A parish in an Indian archdiocese established to serve a strictly endogamous community has taken the unprecedented step of permitting a member to marry a Catholic from another diocese.
The pastor of St. Anne’s Knanaya Catholic Church in Kottody, Kerala State, reportedly issued a letter of permission April 15 to 31-year-old Justin John, who was engaged two days later to Vijimol Shaji, a member of the Archdiocese of Tellicherry.
John, who plans to marry in mid-May, is a member of the Archeparchy of Kottayam, a unique ecclesiastical circumscription in southern India for members of the Knanaya ethnic group, who for almost 1,700 years have married exclusively within their community.
Knanaya men who marry Catholics outside the archeparchy are usually no longer regarded as members of the archeparchy and are expected to join a non-Knanaya parish.
Indian media described the granting of permission to John as a historic step that could signal the death knell for the archeparchy’s marriage rules.
In a March 30 letter to John, an official of the archeparchy said that ever since the Knanaya people migrated to southern India from Mesopotamia in 345 A.D. only those born to both a Knanaya mother and father were permitted to be members of Knanaya parishes.
The official recalled that the Archeparchy of Kottayam, which dates back to 1911, was founded exclusively for Knanaya Catholics. But he noted that the practice of limiting membership had been challenged in India’s civil courts.
In April 2021, a district court in Kottayam declared that “by entering into the sacrament of marriage with another Catholic from any other diocese, a member of Archeparchy of Kottayam will not forfeit his/her membership in … the Archeparchy of Kottayam.”
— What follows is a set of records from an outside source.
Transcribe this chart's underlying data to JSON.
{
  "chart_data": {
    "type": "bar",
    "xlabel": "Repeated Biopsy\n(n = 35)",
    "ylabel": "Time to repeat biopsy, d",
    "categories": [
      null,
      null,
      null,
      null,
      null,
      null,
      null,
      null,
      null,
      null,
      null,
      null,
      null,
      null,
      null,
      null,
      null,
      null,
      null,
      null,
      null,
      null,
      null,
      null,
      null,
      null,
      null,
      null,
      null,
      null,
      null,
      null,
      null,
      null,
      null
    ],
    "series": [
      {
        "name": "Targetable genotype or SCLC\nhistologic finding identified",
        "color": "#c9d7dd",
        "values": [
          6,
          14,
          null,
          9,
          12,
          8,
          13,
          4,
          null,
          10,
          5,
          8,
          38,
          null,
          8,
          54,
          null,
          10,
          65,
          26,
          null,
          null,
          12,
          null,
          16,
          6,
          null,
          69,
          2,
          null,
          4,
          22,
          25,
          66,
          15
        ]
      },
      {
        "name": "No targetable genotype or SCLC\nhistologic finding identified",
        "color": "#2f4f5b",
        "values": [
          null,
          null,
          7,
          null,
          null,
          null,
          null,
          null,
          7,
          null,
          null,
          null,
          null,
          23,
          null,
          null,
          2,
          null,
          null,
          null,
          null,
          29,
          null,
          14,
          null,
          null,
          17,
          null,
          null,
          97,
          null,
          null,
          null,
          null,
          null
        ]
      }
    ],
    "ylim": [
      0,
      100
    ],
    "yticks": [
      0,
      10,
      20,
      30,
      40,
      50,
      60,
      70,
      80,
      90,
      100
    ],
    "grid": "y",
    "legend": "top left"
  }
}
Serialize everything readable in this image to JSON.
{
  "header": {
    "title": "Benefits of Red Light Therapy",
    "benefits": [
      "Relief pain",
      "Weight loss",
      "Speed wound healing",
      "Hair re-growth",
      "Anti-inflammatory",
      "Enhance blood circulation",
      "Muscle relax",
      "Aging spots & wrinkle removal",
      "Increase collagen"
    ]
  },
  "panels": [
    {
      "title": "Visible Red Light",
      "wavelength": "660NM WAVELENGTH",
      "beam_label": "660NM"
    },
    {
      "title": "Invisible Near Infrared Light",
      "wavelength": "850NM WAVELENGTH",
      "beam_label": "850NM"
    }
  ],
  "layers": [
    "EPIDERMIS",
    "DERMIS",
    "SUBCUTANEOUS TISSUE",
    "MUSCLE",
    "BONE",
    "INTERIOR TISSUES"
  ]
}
Archbishop Mathew Moolakkatt, the head of Archeparchy of Kottayam, is seeking to overturn the ruling. In March this year, Kerala’s high court refused to lift the lower court’s order but agreed to hear an appeal against it.
The archbishop has suggested that if a ban on forfeiting membership in the archeparchy is enforced, it could “destroy the ethnic identity of the community.”
John told the website Matters India that after searching fruitlessly for a bride within the Knanaya community for five years, he decided to look in other Catholic dioceses.
His marriage to Shaji was arranged with the agreement of both families, but when John asked his pastor for a letter of permission, he was told to contact Archbishop Moolakkatt.
Unhappy with the response, John ultimately sent a legal notice saying that “any refusal to grant permission for my marriage is a clear violation of the court order and amounts to invitation of contempt of court case,” Matters India reported.
An archeparchy official told the website that “the permission was granted in compliance with court direction.”
Sources in the Knanaya Catholic community told The Pillar that the granting of permission to John did not indicate a wholesale change in the archeparchy’s marriage policy.
They stressed that the archeparchy was obeying the court ruling while awaiting the opportunity to contest it.